As many know, the Family Medical Leave Act (FMLA) requires employers with 50 or more employees to provide up to 12 weeks of unpaid leave to employees with serious health conditions. That leave is only available to eligible employees, generally those who have been employed for at least a year and worked at least 1,250 hours over the prior year. Many employers believe they do not need to grant any leave if the FMLA does not apply to them. Other employers believe that their obligation to grant a leave ends once the 12 weeks afforded under the FMLA is exhausted. Unfortunately, both of these common beliefs are often incorrect, and can lead to big legal problems.

Reasonable Accommodation May Include an Extended Leave

Under the federal Americans with Disabilities Act (ADA) and the state Minnesota Human Rights Act (MHRA), an additional leave of absence beyond that required under the FMLA for larger employers may be required as a reasonable accommodation of an employee with a disability. All employers with 15 or more employees must look at leaves of absence as possible reasonable accommodations under the ADA and MHRA. The courts have generally held that in cases where an employee has exhausted their FMLA leave, or where the FMLA does not apply, an employer need not grant an additional leave when it is entirely indefinite as to when and if the employee will be able to return to work and perform their essential functions. The courts have also held that an additional year of leave is generally unreasonable and not required.  But in cases where the employee and his/her doctor have indicated it is likely the employee will be able to return to work after an additional leave of reasonable duration, then the ADA and MHRA can require that the additional leave be granted. What is a “reasonable” duration for the additional leave depends on the circumstances.
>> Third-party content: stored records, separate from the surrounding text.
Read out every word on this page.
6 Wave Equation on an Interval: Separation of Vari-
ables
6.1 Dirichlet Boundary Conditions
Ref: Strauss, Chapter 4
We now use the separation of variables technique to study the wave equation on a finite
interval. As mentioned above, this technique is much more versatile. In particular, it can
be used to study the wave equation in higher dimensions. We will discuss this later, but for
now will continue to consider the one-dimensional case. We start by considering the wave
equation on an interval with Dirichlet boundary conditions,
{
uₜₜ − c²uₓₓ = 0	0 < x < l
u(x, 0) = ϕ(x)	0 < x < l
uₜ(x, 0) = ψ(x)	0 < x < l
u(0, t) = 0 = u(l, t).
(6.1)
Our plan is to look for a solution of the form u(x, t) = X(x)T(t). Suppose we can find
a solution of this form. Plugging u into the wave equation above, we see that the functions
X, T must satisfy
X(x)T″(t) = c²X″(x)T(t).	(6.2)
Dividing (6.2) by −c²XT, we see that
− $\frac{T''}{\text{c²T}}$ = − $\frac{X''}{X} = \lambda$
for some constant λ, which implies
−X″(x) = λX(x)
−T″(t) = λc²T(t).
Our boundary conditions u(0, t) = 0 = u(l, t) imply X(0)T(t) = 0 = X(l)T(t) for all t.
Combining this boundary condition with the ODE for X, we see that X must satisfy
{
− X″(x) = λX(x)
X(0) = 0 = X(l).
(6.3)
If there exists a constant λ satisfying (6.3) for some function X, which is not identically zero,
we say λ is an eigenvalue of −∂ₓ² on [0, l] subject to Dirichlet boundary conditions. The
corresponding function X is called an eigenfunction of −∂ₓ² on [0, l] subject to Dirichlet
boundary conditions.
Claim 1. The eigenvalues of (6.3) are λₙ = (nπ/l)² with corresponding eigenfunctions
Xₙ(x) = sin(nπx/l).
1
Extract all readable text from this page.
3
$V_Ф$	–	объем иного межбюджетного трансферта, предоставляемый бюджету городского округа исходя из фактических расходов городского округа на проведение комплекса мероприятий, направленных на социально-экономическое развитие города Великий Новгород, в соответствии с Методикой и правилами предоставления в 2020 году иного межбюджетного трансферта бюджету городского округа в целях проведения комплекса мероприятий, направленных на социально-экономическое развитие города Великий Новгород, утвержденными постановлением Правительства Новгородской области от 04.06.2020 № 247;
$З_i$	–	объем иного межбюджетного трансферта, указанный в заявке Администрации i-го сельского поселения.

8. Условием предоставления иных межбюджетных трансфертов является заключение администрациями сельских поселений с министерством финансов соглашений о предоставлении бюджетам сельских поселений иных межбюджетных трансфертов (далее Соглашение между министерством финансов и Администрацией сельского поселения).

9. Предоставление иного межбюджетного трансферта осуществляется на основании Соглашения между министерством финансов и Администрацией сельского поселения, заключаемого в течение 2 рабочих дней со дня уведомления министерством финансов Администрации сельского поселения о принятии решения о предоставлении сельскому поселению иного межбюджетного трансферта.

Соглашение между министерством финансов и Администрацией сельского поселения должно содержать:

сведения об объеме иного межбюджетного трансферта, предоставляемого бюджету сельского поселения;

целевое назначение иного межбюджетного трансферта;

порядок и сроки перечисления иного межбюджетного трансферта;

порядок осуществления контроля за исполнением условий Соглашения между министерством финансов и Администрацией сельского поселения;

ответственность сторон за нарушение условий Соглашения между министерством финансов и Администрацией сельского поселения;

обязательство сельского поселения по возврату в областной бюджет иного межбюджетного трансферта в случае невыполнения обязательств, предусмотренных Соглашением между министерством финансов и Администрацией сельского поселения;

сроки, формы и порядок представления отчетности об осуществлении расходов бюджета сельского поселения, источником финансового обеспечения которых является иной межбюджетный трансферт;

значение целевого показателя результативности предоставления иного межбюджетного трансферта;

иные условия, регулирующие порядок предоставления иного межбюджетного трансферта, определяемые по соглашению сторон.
Engage in an Interactive Process

The ADA requires covered employers to engage in an “interactive process,” meaning a dialogue with the employee and, in some cases, with the employee’s doctor, to determine the nature of the need for the extended leave and the prognosis for when the employee will be able to return to work. Recently, Larkin Hoffman attorney Chris Harristhal successfully argued at the Minnesota Court of Appeals that the MHRA does not require employers to engage in this interactive process. That decision, however, is currently under review by the Minnesota Supreme Court. Regardless, all employers covered under the ADA and MHRA should engage in the interactive process with employees to determine the type of leave they are requesting, how it is related to their medical condition, and their expectation for when and how they will be able to return to work. This process should be documented, and undertaken for all employees regardless if they have exhausted their FMLA leave or are otherwise not entitled to it. The decisions regarding medical leaves are very fact specific, and all employers should proceed cautiously with guidance from legal counsel in handling them.